An attack against MD5 is unlikely to lead to a break of AES...
But nonetheless they've found a way around it:
Terra Quantum bases its solution on the Vernon’s cipher, the so-called ‘one-time pad’, proven by Claude Shannon to be unbreakable.
Amazing, kelalaka's funny comment was spot on: they claim to use the one-time-pad to secure their data, well there's nothing wrong with that and it's secure and post-quantum, for sure. Actually Quantum Key Distribution and the OTP are natural fits, nothing new there. Now, I find it funny how they name Vernon and Claude Shannon in their sentence, as if to try and reinforce their credibility by using their names.
Anyway, they are claiming an improved quantum key distribution algorithm, but their "scientific material" in the appendix is actually mostly an empty, yet abstruse, discussion that could have been generated with SCIgen as far as I am concerned, scattered with claims such as:
Had the signal been classical, this “bending” would have opened unlimited access to the full content of the message for Eva.
Which would be fun, you known, if all it took to crack a message was to bend the optic fibre transporting it... That's why we have cryptographic schemes in the first place: establishing secure communication over insecure channels!
Last but not least:
The innovative breakthrough is that the proposed scheme enables us to transfer the signal encrypted by the unbreakable one-time pads with a tremendous speed comparable to the best rates achieved by Telecommunications
So they are not even doing Quantum Key Distribution any more now? Instead they are sharing the ciphertext using their method, so it's a way to transport information, not a cryptographic scheme? Okay, then we need not to worry, just go buy a new "secure" fibre-optic cable and be done with it, right?
They are not even consistent, mixing transport layers, communication layers and key distribution within their own material... I can't. Let's stop here, right?

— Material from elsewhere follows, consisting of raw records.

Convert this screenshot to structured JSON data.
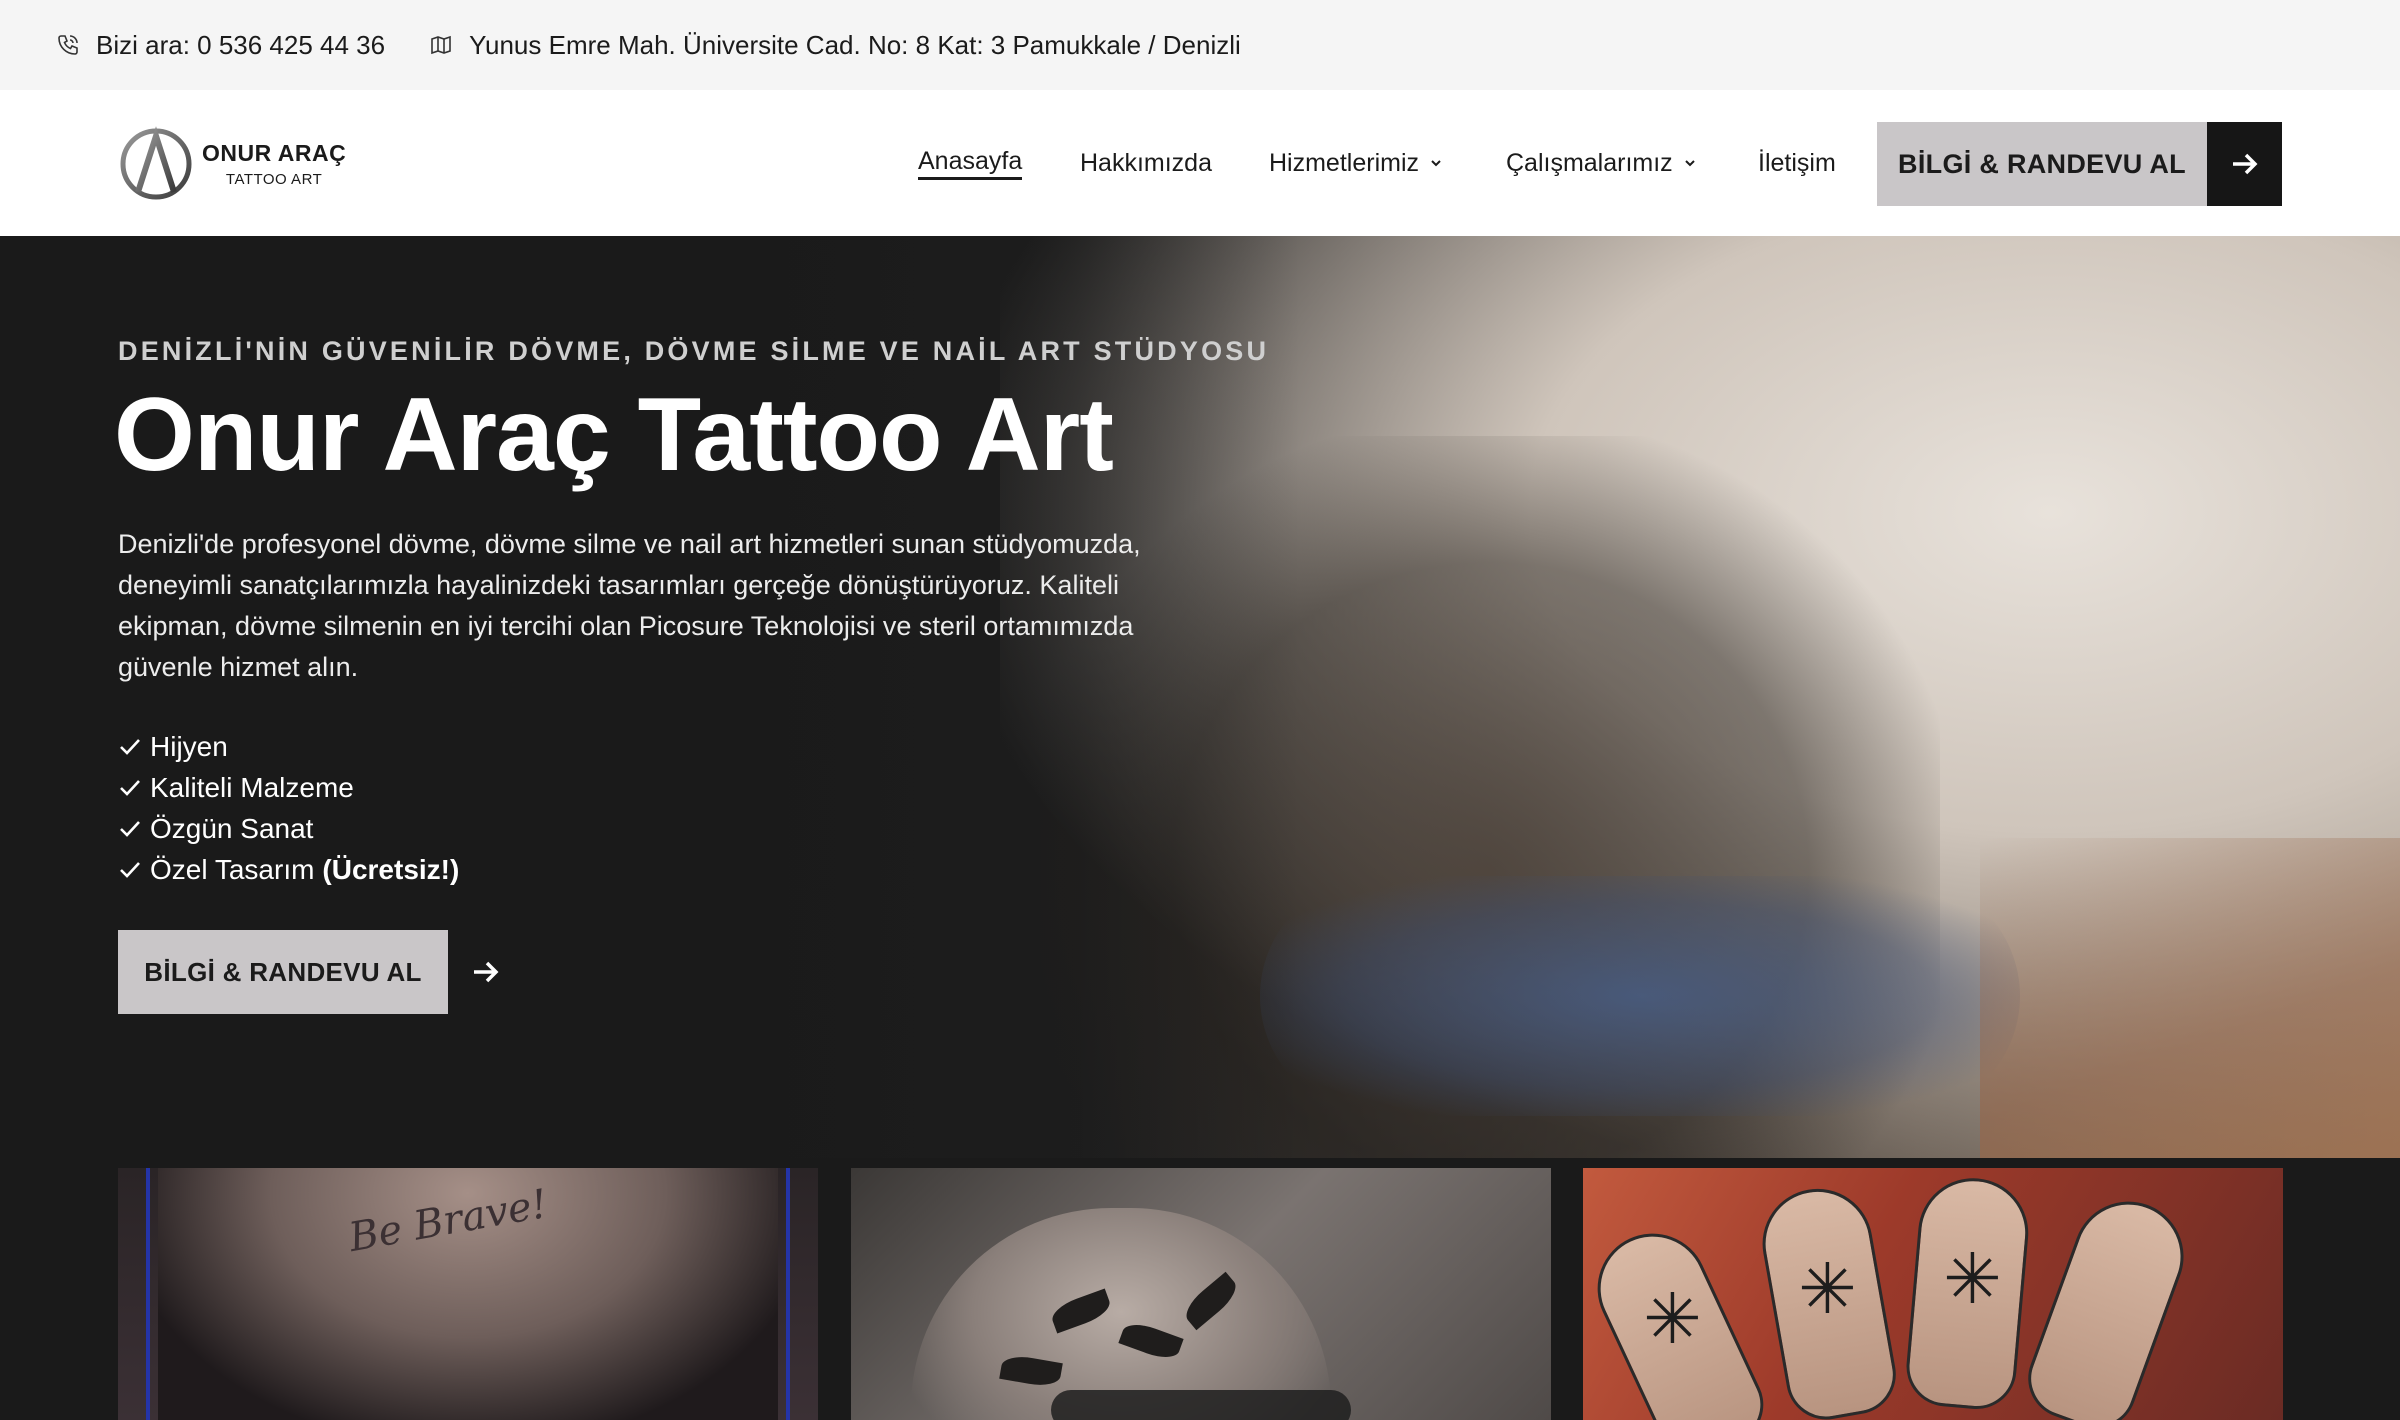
{
  "topbar": {
    "phone_text": "Bizi ara: 0 536 425 44 36",
    "address_text": "Yunus Emre Mah. Üniversite Cad. No: 8 Kat: 3 Pamukkale / Denizli"
  },
  "logo": {
    "name": "ONUR ARAÇ",
    "subtitle": "TATTOO ART"
  },
  "nav": {
    "items": [
      {
        "label": "Anasayfa",
        "active": true,
        "dropdown": false
      },
      {
        "label": "Hakkımızda",
        "active": false,
        "dropdown": false
      },
      {
        "label": "Hizmetlerimiz",
        "active": false,
        "dropdown": true
      },
      {
        "label": "Çalışmalarımız",
        "active": false,
        "dropdown": true
      },
      {
        "label": "İletişim",
        "active": false,
        "dropdown": false
      }
    ],
    "cta_label": "BİLGİ & RANDEVU AL"
  },
  "hero": {
    "eyebrow": "DENİZLİ'NİN GÜVENİLİR DÖVME, DÖVME SİLME VE NAİL ART STÜDYOSU",
    "title": "Onur Araç Tattoo Art",
    "description": "Denizli'de profesyonel dövme, dövme silme ve nail art hizmetleri sunan stüdyomuzda, deneyimli sanatçılarımızla hayalinizdeki tasarımları gerçeğe dönüştürüyoruz. Kaliteli ekipman, dövme silmenin en iyi tercihi olan Picosure Teknolojisi ve steril ortamımızda güvenle hizmet alın.",
    "checklist": [
      {
        "text": "Hijyen",
        "bold": ""
      },
      {
        "text": "Kaliteli Malzeme",
        "bold": ""
      },
      {
        "text": "Özgün Sanat",
        "bold": ""
      },
      {
        "text": "Özel Tasarım",
        "bold": "(Ücretsiz!)"
      }
    ],
    "cta_label": "BİLGİ & RANDEVU AL"
  },
  "gallery": {
    "card1_script": "Be Brave!"
  },
  "colors": {
    "topbar_bg": "#f5f5f5",
    "header_bg": "#ffffff",
    "hero_bg": "#1a1a1a",
    "cta_bg": "#c9c6c8",
    "cta_arrow_bg": "#161616"
  }
}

Well, maybe just one last titbit: digging further I landed on their website and couldn't even force myself to read all of their blog posts containing references to music theory and quantum gibberish along made-up acronyms, as these are typically used by scammers to make themselves look well-read...
I didn't want to say "balderdash" or "poppycock" at first, because it's important we behave ourselves online, right? But their whole story is nothing but a joke and shouldn't be taken seriously in any manner.
This was fun, but let's go back to proper cryptography, shall we?